The translational potential of these trials is further enhanced by insights from cutting-edge technologies such as artificial intelligence in digital pathology and single-cell transcriptomics, which are poised to revolutionize how we understand patient heterogeneity and disease progression at the molecular level. As these data accumulate, the opportunity for personalized, precision-based approaches in NASH treatment becomes increasingly tangible.

Despite promising interim results, significant challenges remain. The heterogeneity of the NASH population, high placebo response rates, and limitations in current noninvasive diagnostics all underscore the need for continued innovation in trial design and therapeutic development. Nevertheless, the cumulative evidence—supported by robust real-world data and rapidly evolving clinical trial methodologies—suggests that the next few years may witness the first regulatory approvals of targeted therapies for NASH, offering genuine hope to millions affected by this progressive liver disease.

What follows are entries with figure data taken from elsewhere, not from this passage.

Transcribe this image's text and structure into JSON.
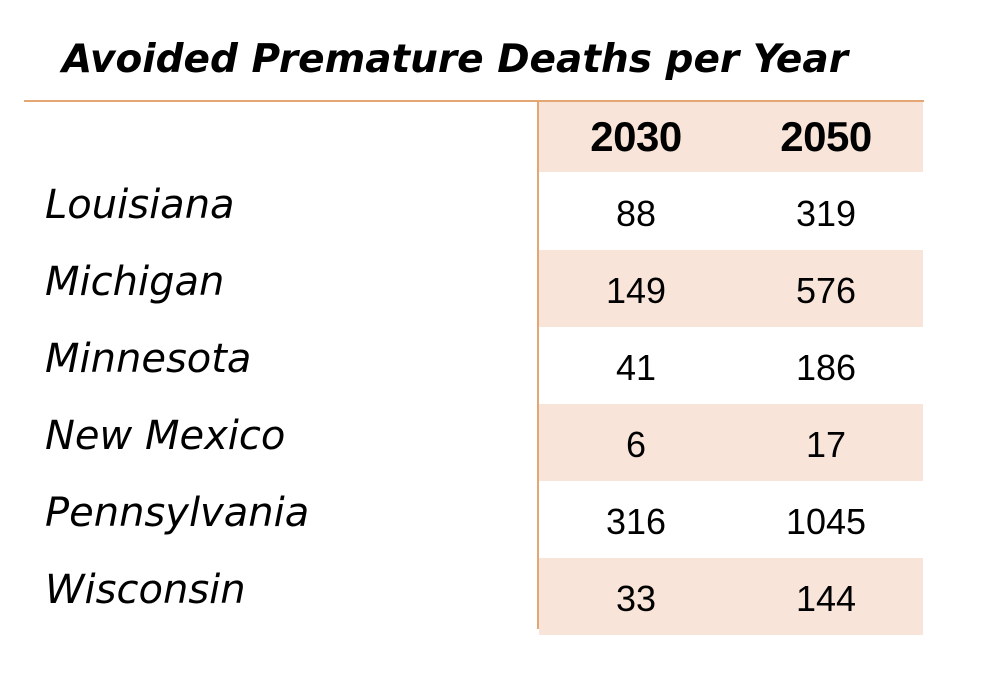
{
  "colors": {
    "accent_rule": "#e4a774",
    "shade": "#f8e4d8",
    "text": "#000000"
  },
  "chart_data": {
    "type": "table",
    "title": "Avoided Premature Deaths per Year",
    "columns": [
      "2030",
      "2050"
    ],
    "rows": [
      {
        "label": "Louisiana",
        "values": [
          "88",
          "319"
        ]
      },
      {
        "label": "Michigan",
        "values": [
          "149",
          "576"
        ]
      },
      {
        "label": "Minnesota",
        "values": [
          "41",
          "186"
        ]
      },
      {
        "label": "New Mexico",
        "values": [
          "6",
          "17"
        ]
      },
      {
        "label": "Pennsylvania",
        "values": [
          "316",
          "1045"
        ]
      },
      {
        "label": "Wisconsin",
        "values": [
          "33",
          "144"
        ]
      }
    ]
  }
}
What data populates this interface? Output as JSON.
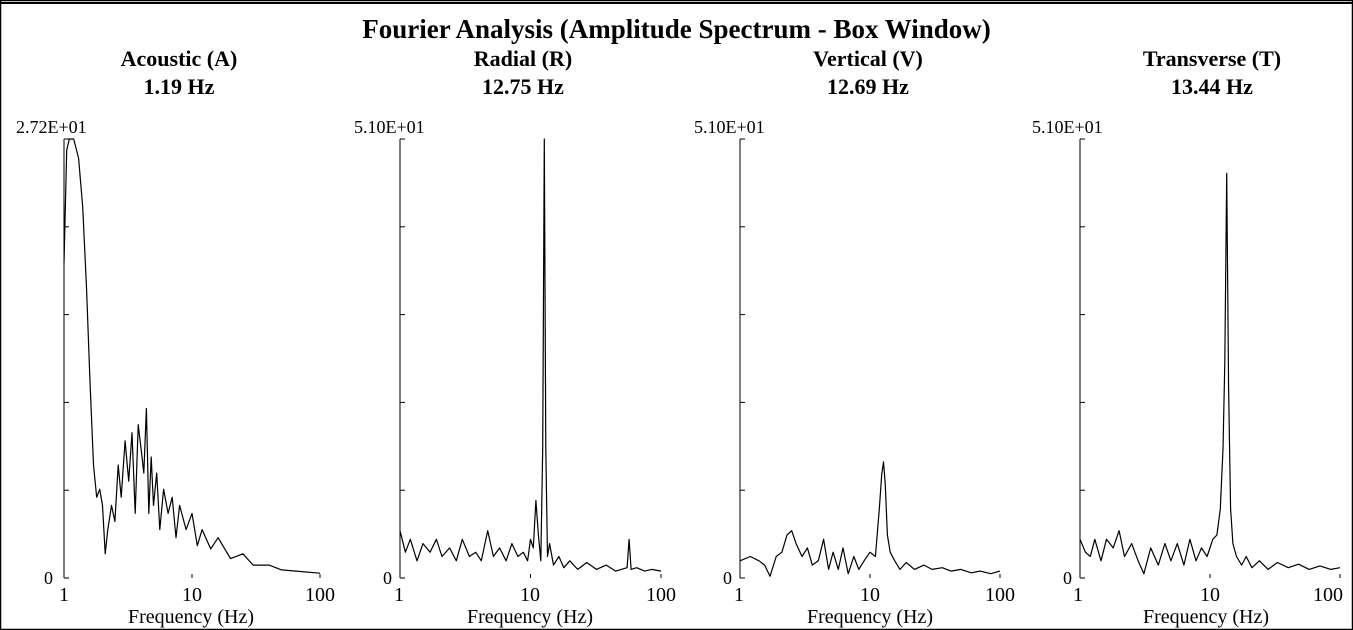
{
  "title": "Fourier Analysis (Amplitude Spectrum - Box Window)",
  "colors": {
    "line": "#000000",
    "background": "#ffffff"
  },
  "chart_data": [
    {
      "type": "line",
      "title": "Acoustic (A)",
      "subtitle": "1.19 Hz",
      "xlabel": "Frequency (Hz)",
      "ylabel": "",
      "x_scale": "log",
      "xlim": [
        1,
        100
      ],
      "ylim": [
        0,
        27.2
      ],
      "y_max_label": "2.72E+01",
      "y_min_label": "0",
      "x_tick_labels": [
        "1",
        "10",
        "100"
      ],
      "grid": false,
      "series": [
        {
          "x": [
            1.0,
            1.05,
            1.1,
            1.19,
            1.3,
            1.4,
            1.5,
            1.6,
            1.7,
            1.8,
            1.9,
            2.0,
            2.1,
            2.2,
            2.35,
            2.5,
            2.65,
            2.8,
            3.0,
            3.2,
            3.4,
            3.6,
            3.8,
            4.0,
            4.2,
            4.4,
            4.6,
            4.8,
            5.0,
            5.3,
            5.6,
            6.0,
            6.5,
            7.0,
            7.5,
            8.0,
            9.0,
            10.0,
            11.0,
            12.0,
            14.0,
            16.0,
            20.0,
            25.0,
            30.0,
            40.0,
            50.0,
            70.0,
            100.0
          ],
          "y": [
            19.5,
            26.5,
            27.2,
            27.2,
            26.0,
            23.0,
            18.0,
            12.0,
            7.0,
            5.0,
            5.5,
            4.5,
            1.5,
            3.0,
            4.5,
            3.5,
            7.0,
            5.0,
            8.5,
            6.0,
            9.0,
            4.0,
            9.5,
            8.0,
            6.5,
            10.5,
            4.0,
            7.5,
            4.5,
            6.5,
            3.0,
            5.5,
            4.0,
            5.0,
            2.5,
            4.5,
            3.0,
            4.0,
            2.0,
            3.0,
            1.8,
            2.5,
            1.2,
            1.5,
            0.8,
            0.8,
            0.5,
            0.4,
            0.3
          ]
        }
      ]
    },
    {
      "type": "line",
      "title": "Radial (R)",
      "subtitle": "12.75 Hz",
      "xlabel": "Frequency (Hz)",
      "ylabel": "",
      "x_scale": "log",
      "xlim": [
        1,
        100
      ],
      "ylim": [
        0,
        51.0
      ],
      "y_max_label": "5.10E+01",
      "y_min_label": "0",
      "x_tick_labels": [
        "1",
        "10",
        "100"
      ],
      "grid": false,
      "series": [
        {
          "x": [
            1.0,
            1.1,
            1.2,
            1.35,
            1.5,
            1.7,
            1.9,
            2.1,
            2.4,
            2.7,
            3.0,
            3.4,
            3.8,
            4.2,
            4.7,
            5.2,
            5.8,
            6.5,
            7.2,
            8.0,
            8.8,
            9.5,
            10.0,
            10.5,
            11.0,
            11.5,
            12.0,
            12.4,
            12.75,
            13.1,
            13.5,
            14.0,
            15.0,
            16.5,
            18.0,
            20.0,
            23.0,
            27.0,
            32.0,
            38.0,
            45.0,
            55.0,
            57.0,
            59.0,
            65.0,
            75.0,
            85.0,
            100.0
          ],
          "y": [
            5.5,
            3.0,
            4.5,
            2.0,
            4.0,
            3.0,
            4.5,
            2.5,
            3.5,
            2.0,
            4.5,
            2.5,
            3.0,
            2.0,
            5.5,
            2.5,
            3.5,
            2.0,
            4.0,
            2.5,
            3.0,
            2.0,
            4.5,
            3.5,
            9.0,
            5.0,
            2.0,
            15.0,
            51.0,
            15.0,
            2.5,
            4.0,
            1.5,
            2.5,
            1.2,
            2.0,
            1.0,
            1.8,
            1.0,
            1.5,
            0.8,
            1.2,
            4.5,
            1.0,
            1.2,
            0.8,
            1.0,
            0.8
          ]
        }
      ]
    },
    {
      "type": "line",
      "title": "Vertical (V)",
      "subtitle": "12.69 Hz",
      "xlabel": "Frequency (Hz)",
      "ylabel": "",
      "x_scale": "log",
      "xlim": [
        1,
        100
      ],
      "ylim": [
        0,
        51.0
      ],
      "y_max_label": "5.10E+01",
      "y_min_label": "0",
      "x_tick_labels": [
        "1",
        "10",
        "100"
      ],
      "grid": false,
      "series": [
        {
          "x": [
            1.0,
            1.2,
            1.4,
            1.55,
            1.7,
            1.9,
            2.1,
            2.3,
            2.5,
            2.7,
            3.0,
            3.3,
            3.6,
            4.0,
            4.4,
            4.8,
            5.2,
            5.7,
            6.2,
            6.8,
            7.5,
            8.2,
            9.0,
            10.0,
            11.0,
            11.8,
            12.3,
            12.69,
            13.1,
            13.6,
            14.3,
            15.5,
            17.0,
            19.0,
            22.0,
            26.0,
            30.0,
            36.0,
            42.0,
            50.0,
            60.0,
            70.0,
            85.0,
            100.0
          ],
          "y": [
            2.0,
            2.5,
            2.0,
            1.5,
            0.2,
            2.5,
            3.0,
            5.0,
            5.5,
            4.0,
            2.5,
            3.5,
            1.5,
            2.0,
            4.5,
            1.0,
            3.0,
            1.0,
            3.5,
            0.5,
            2.5,
            1.0,
            2.0,
            3.0,
            2.5,
            8.0,
            12.0,
            13.5,
            11.0,
            5.0,
            3.0,
            2.0,
            1.0,
            1.8,
            1.0,
            1.5,
            1.0,
            1.2,
            0.8,
            1.0,
            0.6,
            0.8,
            0.5,
            0.8
          ]
        }
      ]
    },
    {
      "type": "line",
      "title": "Transverse (T)",
      "subtitle": "13.44 Hz",
      "xlabel": "Frequency (Hz)",
      "ylabel": "",
      "x_scale": "log",
      "xlim": [
        1,
        100
      ],
      "ylim": [
        0,
        51.0
      ],
      "y_max_label": "5.10E+01",
      "y_min_label": "0",
      "x_tick_labels": [
        "1",
        "10",
        "100"
      ],
      "grid": false,
      "series": [
        {
          "x": [
            1.0,
            1.1,
            1.2,
            1.3,
            1.45,
            1.6,
            1.8,
            2.0,
            2.2,
            2.5,
            2.8,
            3.1,
            3.5,
            4.0,
            4.5,
            5.0,
            5.6,
            6.3,
            7.0,
            7.8,
            8.6,
            9.5,
            10.5,
            11.3,
            12.0,
            12.6,
            13.0,
            13.44,
            13.9,
            14.4,
            15.0,
            16.0,
            17.5,
            19.0,
            21.0,
            24.0,
            28.0,
            33.0,
            40.0,
            48.0,
            58.0,
            70.0,
            85.0,
            100.0
          ],
          "y": [
            4.5,
            3.0,
            2.5,
            4.5,
            2.0,
            4.5,
            3.5,
            5.5,
            2.5,
            4.0,
            2.0,
            0.5,
            3.5,
            1.5,
            4.0,
            2.0,
            4.0,
            1.5,
            4.5,
            2.0,
            3.5,
            2.5,
            4.5,
            5.0,
            8.0,
            15.0,
            25.0,
            47.0,
            22.0,
            8.0,
            4.0,
            2.5,
            1.5,
            2.5,
            1.2,
            2.0,
            1.0,
            1.8,
            1.2,
            1.6,
            1.0,
            1.4,
            1.0,
            1.2
          ]
        }
      ]
    }
  ]
}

In conclusion, the latest update on ongoing clinical trials in NASH highlights a dynamic and rapidly evolving research landscape. Multiple agents are in late-stage development, with promising interim results that show improvements in both biochemical parameters and noninvasive markers of liver pathology. These trials are not only addressing the unmet medical needs by introducing innovative therapeutic strategies but are also refining the methodologies used to assess disease progression and treatment response. While the path to an approved, effective treatment remains challenging due to the inherent complexity and heterogeneity of NASH, the advances seen in adaptive trial designs, combination therapies and state-of-the-art diagnostic approaches represent significant steps forward. Ultimately, these combined efforts are expected to translate into better, more personalized patient care and a potential paradigm shift in the management of NASH worldwide.